= Microprotein =

Small protein encoded from a small open reading frame (sORF)

A microprotein (miP) is a small protein of about 100–150 amino acids or fewer encoded from a small open reading frame (sORF), also known as sORF-encoded protein (SEP). They are a class of protein with a single protein domain. They are related to multidomain proteins. Microproteins regulate larger multidomain proteins at the post-translational level. Microproteins are analogous to microRNAs (miRNAs) and heterodimerize with their targets causing dominant and negative effects. In animals and plants, microproteins influence many biological processes. Because of their dominant effects on their targets, microproteins are currently under study for use in biotechnology. There are several methods for microprotein study, such as ribosome profiling, mass spectrometry, and genetic screening. In humans, they are associated with genetic diseases and cancers, and are called peptideins.

== History ==
The first miP was discovered during a research in the early 1990s on genes for basic helix–loop–helix (bHLH) transcription factors from a murine erythroleukaemia cell cDNA library. The protein was an inhibitor of DNA binding (ID protein), and negatively regulated the transcription factor complex. The protein was 16 kDa and consisted of a helix-loop-helix (HLH) domain. The microprotein formed bHLH/HLH heterodimers that disrupted the functional basic helix–loop–helix (bHLH) homodimers.

The first plant microprotein discovered was the LITTLE ZIPPER (ZPR) protein. The LITTLE ZIPPER protein contains a leucine zipper domain, but lacks the domains required for DNA binding and transcription activation. Thus, LITTLE ZIPPER protein is analogous to the ID protein. Although not all proteins are small, in 2011, this class of protein was given the name microproteins because their negative regulatory actions are similar to those of miRNAs.
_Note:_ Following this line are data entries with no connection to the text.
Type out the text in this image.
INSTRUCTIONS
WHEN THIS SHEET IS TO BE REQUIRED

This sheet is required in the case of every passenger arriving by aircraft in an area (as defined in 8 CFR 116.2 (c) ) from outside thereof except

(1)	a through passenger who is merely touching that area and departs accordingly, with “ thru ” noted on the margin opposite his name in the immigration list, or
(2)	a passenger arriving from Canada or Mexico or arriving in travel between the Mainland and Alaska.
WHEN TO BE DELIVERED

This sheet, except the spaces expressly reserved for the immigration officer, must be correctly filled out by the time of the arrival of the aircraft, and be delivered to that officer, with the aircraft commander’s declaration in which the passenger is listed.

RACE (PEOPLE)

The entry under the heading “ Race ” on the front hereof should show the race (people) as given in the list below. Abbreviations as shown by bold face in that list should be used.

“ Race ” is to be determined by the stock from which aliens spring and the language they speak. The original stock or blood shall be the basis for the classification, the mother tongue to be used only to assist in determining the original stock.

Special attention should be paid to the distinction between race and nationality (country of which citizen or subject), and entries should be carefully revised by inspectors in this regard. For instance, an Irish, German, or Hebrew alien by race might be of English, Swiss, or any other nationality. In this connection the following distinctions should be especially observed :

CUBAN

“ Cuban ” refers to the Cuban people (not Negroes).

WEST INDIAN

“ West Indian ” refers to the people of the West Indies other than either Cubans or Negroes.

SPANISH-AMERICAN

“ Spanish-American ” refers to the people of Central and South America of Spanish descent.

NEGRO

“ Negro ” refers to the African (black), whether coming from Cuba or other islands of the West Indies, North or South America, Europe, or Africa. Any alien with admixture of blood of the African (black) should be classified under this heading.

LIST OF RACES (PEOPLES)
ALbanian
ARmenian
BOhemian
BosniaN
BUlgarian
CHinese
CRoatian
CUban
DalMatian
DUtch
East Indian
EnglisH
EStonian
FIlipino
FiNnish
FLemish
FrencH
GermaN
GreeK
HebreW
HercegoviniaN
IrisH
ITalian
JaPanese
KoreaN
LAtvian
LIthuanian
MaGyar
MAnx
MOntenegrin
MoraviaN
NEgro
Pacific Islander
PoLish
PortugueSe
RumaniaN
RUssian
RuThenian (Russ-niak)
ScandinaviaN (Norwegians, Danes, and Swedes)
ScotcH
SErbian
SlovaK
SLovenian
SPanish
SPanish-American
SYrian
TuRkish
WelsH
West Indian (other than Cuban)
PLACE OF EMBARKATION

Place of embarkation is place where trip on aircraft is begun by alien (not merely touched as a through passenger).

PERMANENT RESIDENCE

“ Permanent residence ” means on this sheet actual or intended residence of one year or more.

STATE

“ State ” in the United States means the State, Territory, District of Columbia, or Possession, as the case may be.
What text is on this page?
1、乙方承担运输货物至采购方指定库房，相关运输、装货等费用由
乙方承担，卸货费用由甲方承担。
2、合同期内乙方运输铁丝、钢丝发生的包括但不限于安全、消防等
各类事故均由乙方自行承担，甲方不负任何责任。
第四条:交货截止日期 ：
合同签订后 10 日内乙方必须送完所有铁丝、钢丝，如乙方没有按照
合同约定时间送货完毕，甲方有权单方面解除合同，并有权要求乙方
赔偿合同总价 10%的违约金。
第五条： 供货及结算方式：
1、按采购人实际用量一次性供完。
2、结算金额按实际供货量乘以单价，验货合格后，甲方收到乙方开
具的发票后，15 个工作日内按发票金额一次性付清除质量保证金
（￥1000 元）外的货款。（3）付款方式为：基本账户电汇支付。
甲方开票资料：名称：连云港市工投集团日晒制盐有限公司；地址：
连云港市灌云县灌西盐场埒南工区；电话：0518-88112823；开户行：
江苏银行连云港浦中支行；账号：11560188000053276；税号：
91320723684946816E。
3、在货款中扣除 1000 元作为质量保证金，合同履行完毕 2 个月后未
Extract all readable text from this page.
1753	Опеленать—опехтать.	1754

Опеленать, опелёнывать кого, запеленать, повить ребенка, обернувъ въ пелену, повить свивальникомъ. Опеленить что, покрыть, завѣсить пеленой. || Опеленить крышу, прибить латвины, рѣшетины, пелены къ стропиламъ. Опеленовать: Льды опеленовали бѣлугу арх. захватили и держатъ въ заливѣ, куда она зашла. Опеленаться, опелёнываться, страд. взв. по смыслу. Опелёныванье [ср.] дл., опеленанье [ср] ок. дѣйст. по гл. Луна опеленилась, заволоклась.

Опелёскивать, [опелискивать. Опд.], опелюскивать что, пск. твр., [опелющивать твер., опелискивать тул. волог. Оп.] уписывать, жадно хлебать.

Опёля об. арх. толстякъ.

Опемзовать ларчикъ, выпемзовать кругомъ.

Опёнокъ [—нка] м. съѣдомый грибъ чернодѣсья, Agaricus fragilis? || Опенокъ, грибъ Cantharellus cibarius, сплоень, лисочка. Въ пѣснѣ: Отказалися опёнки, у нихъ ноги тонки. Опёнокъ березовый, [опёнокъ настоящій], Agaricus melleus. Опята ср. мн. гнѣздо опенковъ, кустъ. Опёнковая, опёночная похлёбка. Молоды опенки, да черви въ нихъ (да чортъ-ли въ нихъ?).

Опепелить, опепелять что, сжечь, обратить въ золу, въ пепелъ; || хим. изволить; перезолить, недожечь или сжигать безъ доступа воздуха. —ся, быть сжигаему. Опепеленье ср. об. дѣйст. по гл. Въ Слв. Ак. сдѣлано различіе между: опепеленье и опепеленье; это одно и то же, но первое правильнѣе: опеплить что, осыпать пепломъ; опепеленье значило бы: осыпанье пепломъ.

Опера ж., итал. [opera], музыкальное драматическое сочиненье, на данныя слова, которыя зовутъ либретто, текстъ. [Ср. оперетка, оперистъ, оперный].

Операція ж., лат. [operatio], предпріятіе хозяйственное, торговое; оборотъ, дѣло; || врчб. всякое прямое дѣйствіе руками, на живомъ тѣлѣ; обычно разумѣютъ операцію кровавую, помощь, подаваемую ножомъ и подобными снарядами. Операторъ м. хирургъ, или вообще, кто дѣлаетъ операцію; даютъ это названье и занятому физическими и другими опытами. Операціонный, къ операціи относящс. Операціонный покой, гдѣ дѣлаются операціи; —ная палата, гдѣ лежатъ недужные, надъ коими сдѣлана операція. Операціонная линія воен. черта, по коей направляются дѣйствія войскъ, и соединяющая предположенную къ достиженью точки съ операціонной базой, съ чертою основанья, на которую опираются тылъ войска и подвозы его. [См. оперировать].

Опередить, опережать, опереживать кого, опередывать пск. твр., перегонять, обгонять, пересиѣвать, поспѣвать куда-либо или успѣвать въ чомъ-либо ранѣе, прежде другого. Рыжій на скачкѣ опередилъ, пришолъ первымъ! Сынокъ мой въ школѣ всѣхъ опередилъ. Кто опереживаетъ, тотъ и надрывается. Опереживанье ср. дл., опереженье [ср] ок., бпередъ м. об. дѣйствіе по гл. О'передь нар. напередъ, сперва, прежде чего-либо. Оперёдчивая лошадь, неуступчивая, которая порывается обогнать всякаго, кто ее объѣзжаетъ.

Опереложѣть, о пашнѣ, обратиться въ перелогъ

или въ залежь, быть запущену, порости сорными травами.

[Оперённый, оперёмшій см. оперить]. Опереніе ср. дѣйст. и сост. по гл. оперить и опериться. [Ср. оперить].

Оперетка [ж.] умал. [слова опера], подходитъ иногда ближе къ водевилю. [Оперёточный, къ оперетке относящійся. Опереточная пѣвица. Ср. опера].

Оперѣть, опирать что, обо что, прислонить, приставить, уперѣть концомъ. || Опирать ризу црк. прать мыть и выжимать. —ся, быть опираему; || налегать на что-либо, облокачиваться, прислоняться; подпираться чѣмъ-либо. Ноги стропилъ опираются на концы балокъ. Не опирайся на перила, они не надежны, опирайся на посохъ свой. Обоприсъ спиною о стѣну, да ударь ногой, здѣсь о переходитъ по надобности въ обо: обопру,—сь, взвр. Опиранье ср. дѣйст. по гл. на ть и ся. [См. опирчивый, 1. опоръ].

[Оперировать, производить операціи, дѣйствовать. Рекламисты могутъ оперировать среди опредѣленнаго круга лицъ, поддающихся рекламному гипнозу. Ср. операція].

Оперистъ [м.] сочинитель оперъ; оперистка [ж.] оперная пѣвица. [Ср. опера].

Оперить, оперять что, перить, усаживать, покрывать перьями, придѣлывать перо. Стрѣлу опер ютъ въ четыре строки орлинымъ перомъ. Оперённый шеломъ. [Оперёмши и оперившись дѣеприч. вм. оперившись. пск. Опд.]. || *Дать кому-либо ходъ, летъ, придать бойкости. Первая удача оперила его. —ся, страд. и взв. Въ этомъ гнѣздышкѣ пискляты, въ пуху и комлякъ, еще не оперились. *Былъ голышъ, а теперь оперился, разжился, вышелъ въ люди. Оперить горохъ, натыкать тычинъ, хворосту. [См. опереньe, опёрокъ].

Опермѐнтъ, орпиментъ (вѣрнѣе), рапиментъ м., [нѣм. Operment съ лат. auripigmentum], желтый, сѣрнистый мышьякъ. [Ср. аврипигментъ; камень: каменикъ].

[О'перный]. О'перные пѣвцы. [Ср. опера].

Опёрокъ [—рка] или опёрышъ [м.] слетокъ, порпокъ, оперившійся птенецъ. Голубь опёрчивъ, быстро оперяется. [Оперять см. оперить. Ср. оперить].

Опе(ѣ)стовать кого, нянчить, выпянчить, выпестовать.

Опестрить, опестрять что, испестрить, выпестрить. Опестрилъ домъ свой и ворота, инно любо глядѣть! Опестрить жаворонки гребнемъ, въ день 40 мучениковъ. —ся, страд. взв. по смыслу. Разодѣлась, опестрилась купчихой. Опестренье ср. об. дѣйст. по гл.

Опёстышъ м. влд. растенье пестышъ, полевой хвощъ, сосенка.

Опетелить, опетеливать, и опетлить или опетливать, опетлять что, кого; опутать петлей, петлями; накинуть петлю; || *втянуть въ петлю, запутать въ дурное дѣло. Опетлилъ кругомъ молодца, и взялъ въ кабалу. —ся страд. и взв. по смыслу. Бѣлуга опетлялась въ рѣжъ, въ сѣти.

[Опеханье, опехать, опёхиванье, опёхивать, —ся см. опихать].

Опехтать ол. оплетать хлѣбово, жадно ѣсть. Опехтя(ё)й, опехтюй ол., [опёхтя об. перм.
The ID protein or proteins similar to ID are found in all animals. Plant microproteins are only found in higher orders. However, the homeodomain transcription factors that belong to the three-amino-acid loop-extension (TALE) family are targets of microproteins, and these homeodomain proteins are conserved in animals, plants, and fungi.

== Structure ==
Microproteins generally feature a single protein domain. The active form is translated from smORF. smORFs can be less than 100 codons. However, not all microproteins are small, and the name was given because of the analogy to miRNAs.
Despite their short length, microproteins have been shown to a limited but diverse set of structural folds (including predominantly α-helical and transmembrane-helical structures), but many candidates also show substantial intrinsic disorder; experimentally determined microprotein structures have been solved using approaches including X-ray crystallography, cryo-electron microscopy, and NMR. A computational survey of predicted structures for 44 microproteins reported broadly similar structural characteristics across the set and comparatively few predicted small-molecule ligand-binding sites. Because many structure/disorder predictors are trained primarily on longer “classical” proteins, dedicated workflows and precautions have been proposed for reliable structure and disorder prediction for microproteins.

== Function ==
Microproteins function as post-translational regulators. Microproteins disrupt the formation of heterodimeric, homodimeric, or multimeric complexes. Furthermore, microproteins can interact with any protein that requires functional dimers to function normally. The primary targets are transcription factors that bind to DNA as dimers. Microproteins regulate these complexes by creating homotypic dimers with the targets and inhibit protein complex function. The two types of miP inhibitions are: homotypic miP inhibition and heterotypic miP inhibition. In homotypic miP inhibition, microproteins interact with proteins with similar protein-protein interaction (PPI) domain. In heterotypic miP inhibition, microproteins interact with proteins with different but compatible PPI domain. In both types of inhibition, microproteins interfere and prevent the PPI domains from interacting with their normal proteins. Microproteins plays roles in biological process such as immunity and inflammation, cancer and cell cycle regulation, cellular transport, muscle and heart functions, gene expression and genome maintenance, proteostasis, and metabolic homeostasis.